August 6th, 2023, Long Beach, CA, US
2nd Workshop on End-End Customer Journey Optimization
29TH ACM SIGKDD CONFERENCE ON KNOWLEDGE DISCOVERY AND DATA MINING
2023
What is this workshop about ?
Nowadays, while most machine learning research on customer journey optimization has focused on short-term success metrics such as click-through rates and optimal ad placement, there has been little consideration given to developing a coherent system for end-to-end customer journey optimization. Such a system would encompass all aspects of the customer experience, from presenting the right product value to the right users, to understanding a user’s likelihood of conversion and long-term value to the platform, as well as their propensity for cross-selling and risk of churning.

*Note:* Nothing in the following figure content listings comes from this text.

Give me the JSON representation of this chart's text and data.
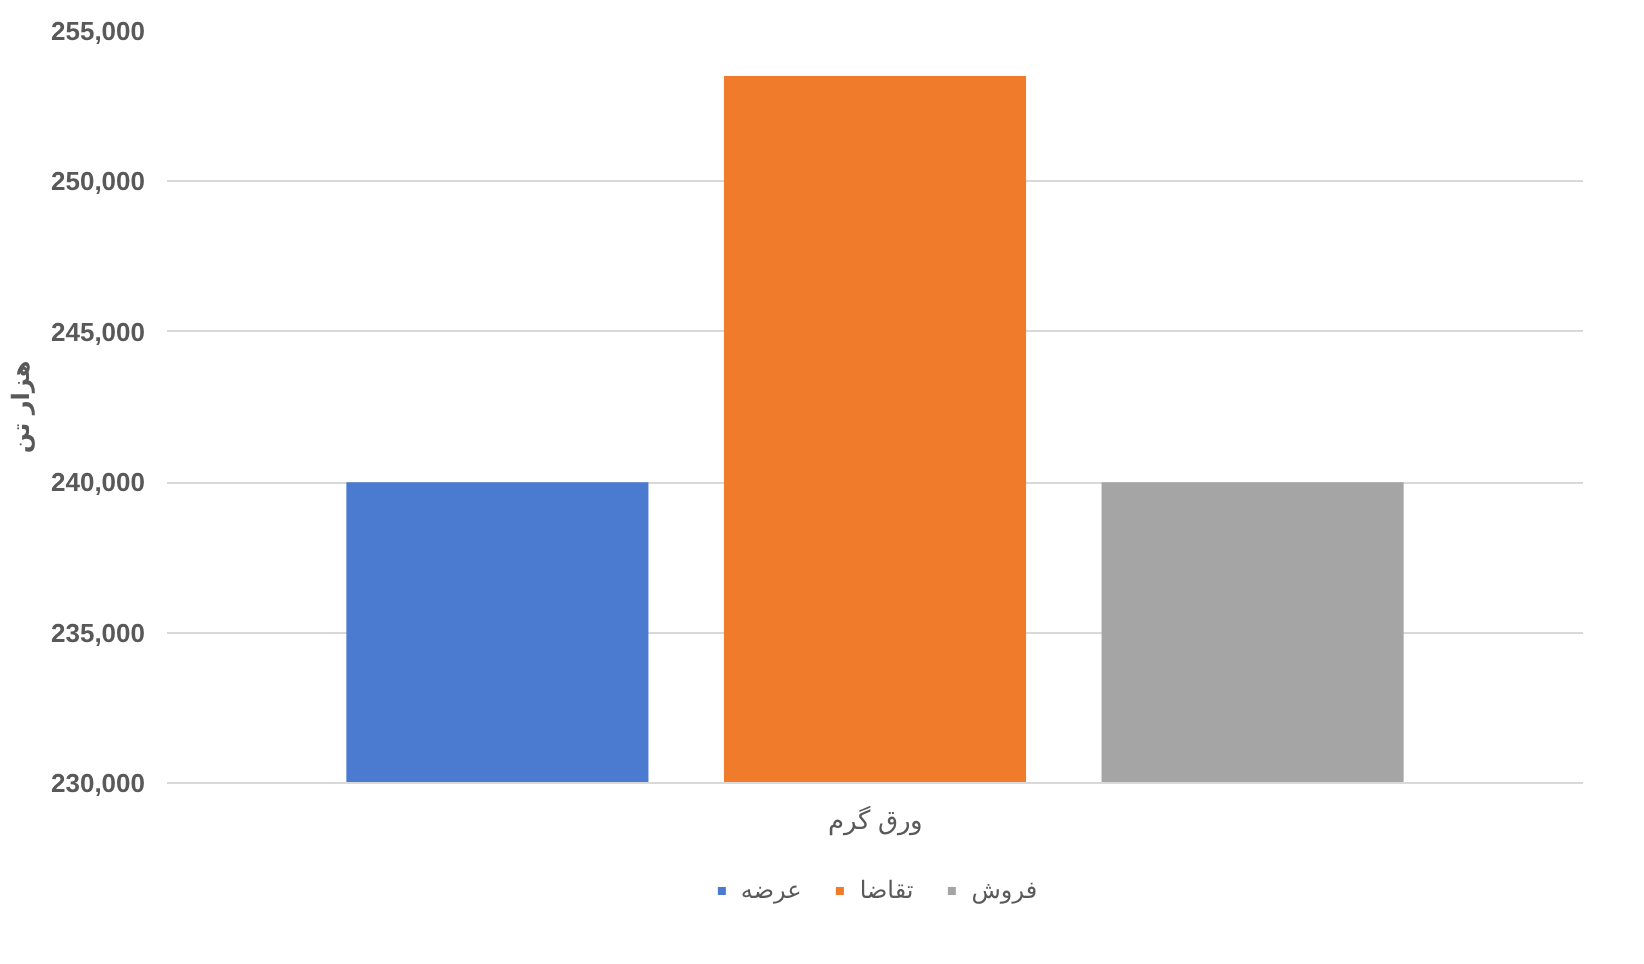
{
  "chart_data": {
    "type": "bar",
    "ylabel": "هزار تن",
    "categories": [
      "ورق گرم"
    ],
    "series": [
      {
        "name": "عرضه",
        "color": "#4a7bd0",
        "values": [
          240000
        ]
      },
      {
        "name": "تقاضا",
        "color": "#f07b2a",
        "values": [
          253500
        ]
      },
      {
        "name": "فروش",
        "color": "#a5a5a5",
        "values": [
          240000
        ]
      }
    ],
    "ylim": [
      230000,
      255000
    ],
    "yticks": [
      {
        "value": 230000,
        "label": "230,000"
      },
      {
        "value": 235000,
        "label": "235,000"
      },
      {
        "value": 240000,
        "label": "240,000"
      },
      {
        "value": 245000,
        "label": "245,000"
      },
      {
        "value": 250000,
        "label": "250,000"
      },
      {
        "value": 255000,
        "label": "255,000"
      }
    ],
    "grid": "y",
    "legend": "bottom"
  }
}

Currently, models and algorithms for customer journey optimization are often developed in isolation, leading to inefficiencies in modeling and data pipelines. Furthermore, the customer is often viewed as a collection of different entities by different organizational departments (such as marketing, sales, and finance), which can lead to additional friction in the customer experience. This workshop seeks to bridge the gap between academic researchers and industrial practitioners who are interested in building holistic solutions for end-to-end customer journey optimization. By fostering collaboration and cross-disciplinary discussion, the workshop aims to accelerate progress in this rapidly evolving field.
For the holistic and long term success of a customer on a platform (Linkedin, NVidia, Noom, Tencent, etc.)- the key is to understand the levers that can help make customers more successful on the platform in the long term by estimating customers’ growth and retention patterns, lifetime value, interest to buy new products, propensity to churn, etc. Also, it is critical to not only predict success/propensities/lifetime but also be able to take the customer to a more successful path on the platform.
Throughout the user journey and life cycle, there are interesting opportunities for customer optimization.
Broad Audience Brand and Product Awareness:
What is the best channel to invest for brand awareness?
What are long-term effects of brand tactics?
What value does brand and product awareness bring to the platform?
First Time User Acquisition:
Which user group is worth targeting via marketing and directing to purchase flow?
Which ads creative and serving channel would generate the most likely conversions and customer value across multiple products?
How do we optimize bidding strategy to maximize scale at an efficiency guard-rail such as LTV/CAC? How to optimize bidding strategy to maximize profitability?
New User Onboarding:
How do we personalize the onboarding experience?
How do we identify when a new user is struggling with product value?
How do we leverage notification and paid levers such as promotions intelligently to move users through the monetization funnel?
Mature User Experience:
How do we provide the best product experience to serve users’ needs via recommendation algorithm, search algorithm, pricing strategy, incentives, segmentation?
What’s the best way to communicate with our customers and keep them engaged?
Churn Prevention and Win-back:
How can we identify users who are at risk of churning and provide the promotions that keep them stay?
How do we win back churned users with the right offers?
The goal of the workshop is to provide a forum for industrial practitioners to share practical experiences and real-world challenges, while academic researchers can popularize state-of-art research. Collaborative discussions and knowledge sharing between academia and industry can be fostered, and KDD is the perfect venue for this discussion.
Although machine learning approaches have been widely experimented and adopted across organizations to solve various independent problems, time has come to look at these optimizations holistically, remove redundancies and put the customer in the front and center.